Jusqu’au bout, il aura dicté sa feuille de route et ses propres choix. Depuis ce vendredi soir, la République Démocratique du Congo a un nouveau Premier ministre. Il s’appelle Bruno Tshibala. Il est de l’opposition. Mais, de l’autre opposition. Celle qui a fait défection des rangs du Rassemblement. Principale coalition des forces acquises au changement.
N’empêche. Pour Joseph Kabila, il vient de jeter son dévolu sur un ancien bras droit d’Etienne Tshisekedi. Jusqu’il y a quelques semaines encore secrétaire général adjoint de l’Udps, principal parti d’opposition. Face aux pressions extérieures ou celles de la frange du Rassemblent dite radicale, le chef de l’Etat a de quoi plaider une nomination d’un membre du Rassemblement tel que le prévoit l’accord de la Saint Sylvestre.
Ne pas ressusciter Tshisekedi
Pourtant, le poste était promis à Félix Tshisekedi.
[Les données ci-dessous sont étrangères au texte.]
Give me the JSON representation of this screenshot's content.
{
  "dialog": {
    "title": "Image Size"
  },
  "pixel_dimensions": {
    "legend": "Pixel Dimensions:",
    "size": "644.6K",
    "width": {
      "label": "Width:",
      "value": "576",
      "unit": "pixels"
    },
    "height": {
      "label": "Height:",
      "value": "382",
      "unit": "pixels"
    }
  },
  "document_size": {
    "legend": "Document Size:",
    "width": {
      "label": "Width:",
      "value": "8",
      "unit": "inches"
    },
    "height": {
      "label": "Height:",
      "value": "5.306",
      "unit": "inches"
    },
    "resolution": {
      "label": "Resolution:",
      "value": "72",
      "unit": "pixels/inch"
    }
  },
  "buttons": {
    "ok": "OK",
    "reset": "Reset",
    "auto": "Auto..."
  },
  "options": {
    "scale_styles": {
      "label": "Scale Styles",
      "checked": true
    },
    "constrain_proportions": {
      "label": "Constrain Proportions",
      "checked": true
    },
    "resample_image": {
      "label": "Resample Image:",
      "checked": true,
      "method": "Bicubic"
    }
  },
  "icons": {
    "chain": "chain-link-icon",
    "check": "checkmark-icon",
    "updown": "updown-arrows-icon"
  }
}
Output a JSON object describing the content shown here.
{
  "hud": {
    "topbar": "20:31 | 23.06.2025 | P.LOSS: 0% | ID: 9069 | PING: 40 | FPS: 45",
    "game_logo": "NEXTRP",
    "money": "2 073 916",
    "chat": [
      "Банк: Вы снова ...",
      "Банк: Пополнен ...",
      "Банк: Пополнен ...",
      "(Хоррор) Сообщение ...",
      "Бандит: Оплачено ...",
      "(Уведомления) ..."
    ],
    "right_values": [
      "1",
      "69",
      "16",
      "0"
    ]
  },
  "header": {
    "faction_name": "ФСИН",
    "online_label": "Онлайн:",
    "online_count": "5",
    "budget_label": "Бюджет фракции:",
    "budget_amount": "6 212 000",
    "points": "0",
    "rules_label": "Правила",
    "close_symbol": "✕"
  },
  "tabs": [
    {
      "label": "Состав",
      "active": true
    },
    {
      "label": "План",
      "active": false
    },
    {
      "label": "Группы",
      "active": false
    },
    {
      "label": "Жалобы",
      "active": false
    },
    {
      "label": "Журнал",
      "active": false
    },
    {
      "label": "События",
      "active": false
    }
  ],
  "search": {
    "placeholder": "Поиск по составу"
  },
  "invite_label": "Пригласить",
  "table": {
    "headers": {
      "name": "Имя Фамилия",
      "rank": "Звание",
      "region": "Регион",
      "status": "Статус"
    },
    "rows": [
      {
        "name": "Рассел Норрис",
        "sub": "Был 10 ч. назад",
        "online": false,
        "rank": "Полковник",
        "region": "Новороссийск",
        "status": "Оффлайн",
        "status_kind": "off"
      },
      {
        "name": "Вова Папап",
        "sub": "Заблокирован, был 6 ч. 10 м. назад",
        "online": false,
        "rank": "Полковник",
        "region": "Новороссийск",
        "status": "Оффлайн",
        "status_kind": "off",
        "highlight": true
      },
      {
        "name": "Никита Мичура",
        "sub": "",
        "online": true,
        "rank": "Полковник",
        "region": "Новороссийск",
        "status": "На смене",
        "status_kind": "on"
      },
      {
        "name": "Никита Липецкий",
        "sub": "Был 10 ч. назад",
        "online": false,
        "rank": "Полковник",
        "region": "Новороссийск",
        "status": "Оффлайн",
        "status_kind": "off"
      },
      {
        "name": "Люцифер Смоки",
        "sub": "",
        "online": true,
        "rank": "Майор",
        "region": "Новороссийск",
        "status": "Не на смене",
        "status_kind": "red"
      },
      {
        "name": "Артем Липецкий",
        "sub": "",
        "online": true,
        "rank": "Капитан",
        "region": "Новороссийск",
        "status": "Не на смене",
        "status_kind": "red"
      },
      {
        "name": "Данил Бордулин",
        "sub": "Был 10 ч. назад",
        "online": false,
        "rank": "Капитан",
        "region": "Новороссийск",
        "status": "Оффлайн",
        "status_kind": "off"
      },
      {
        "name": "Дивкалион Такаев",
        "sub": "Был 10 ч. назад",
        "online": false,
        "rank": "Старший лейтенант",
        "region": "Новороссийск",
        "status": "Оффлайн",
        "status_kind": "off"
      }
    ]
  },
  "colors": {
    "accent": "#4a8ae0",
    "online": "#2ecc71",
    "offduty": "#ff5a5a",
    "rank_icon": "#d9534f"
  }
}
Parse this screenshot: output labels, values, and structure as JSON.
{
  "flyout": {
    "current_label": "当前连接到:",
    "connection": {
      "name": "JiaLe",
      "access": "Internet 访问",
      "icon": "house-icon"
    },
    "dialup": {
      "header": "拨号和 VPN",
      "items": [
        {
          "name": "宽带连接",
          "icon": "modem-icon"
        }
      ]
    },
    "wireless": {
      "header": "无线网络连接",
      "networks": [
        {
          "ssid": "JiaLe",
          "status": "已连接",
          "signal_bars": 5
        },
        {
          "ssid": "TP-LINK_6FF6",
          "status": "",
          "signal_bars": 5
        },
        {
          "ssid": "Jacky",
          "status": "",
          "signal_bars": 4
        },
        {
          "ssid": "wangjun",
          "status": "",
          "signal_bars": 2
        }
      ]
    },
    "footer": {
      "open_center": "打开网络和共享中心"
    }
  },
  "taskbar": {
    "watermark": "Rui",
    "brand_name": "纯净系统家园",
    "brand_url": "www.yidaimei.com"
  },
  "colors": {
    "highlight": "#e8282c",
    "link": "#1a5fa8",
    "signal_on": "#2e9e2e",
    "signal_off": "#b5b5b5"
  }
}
Le fils de l’opposant historique de la scène politique congolaise avait les faveurs des pronostics. C’est lui que sa plateforme avait choisi, à l’unanimité. Mais Joseph Kabila n’en a pas voulu. Pas question pour le chef de l’Etat de s’encombrer d’un Tshisekedi. Le vieil opposant est certes décédé. Mais, à travers son fils propulsé à la tête du Rassemblement, son esprit planait encore à Kinshasa. Il hanté la Majorité présidentielle qui a tout fait jusqu’au bout pour éviter le scenario Tshisekedi sur la rue du roi Beauduin [où se trouve le siège de la Primature].
Autour du chef de l’Etat plusieurs caciques du régime Mobutu toujours présent dans le premier cercle du pouvoir ont, sans doute, encore, en mémoire des moments de tensions entre Tshisekedi père et le Maréchal. L’un Premier ministre, autre président. Pour une transition tendue des années 1990. Ils n’ont pas visiblement voulu raviver ces souvenirs par une nomination de Félix Tshisekedi.
Vider l’opposition de sa substance
En tout cas, Pour Joseph Kabila son pari est en passe d’être remporté : noyer à petit feu l’opposition. Très en forme avant la date fatidique du 19 décembre 2016, marquant la fin officielle du mandat du chef de l’État, le Rassemblement qui était capable de déstabiliser la capitale et une grande partie du pays a fortement baissé de régime. Jusqu’à se faire prendre au piège d’un dialogue sans fin avec le pouvoir. Le résultat on le connait, une multitude de blocages jusque dans les moindres détails et des défections en série du côté des amis de Félix Tshisekedi.
Prochain rendez-vous, la formation du gouvernement Tshibala avec les derniers assauts attendus du pouvoir dans rangs déjà clairsemés du Rassemblement. Histoire de pêcher le reste des poissons et espérer liquider définitivement la plateforme de Genval et son ambition pressant d’alternance dans le pays.
Seule incertitude dans cette course folle engagée par le pouvoir : ni Joseph Kabila, ni sa Majorité, encore moins le Rassemblement lui même. Nul ne peut prédire si à l’heure actuelle la crise est terminée. La réponse est moins sûre.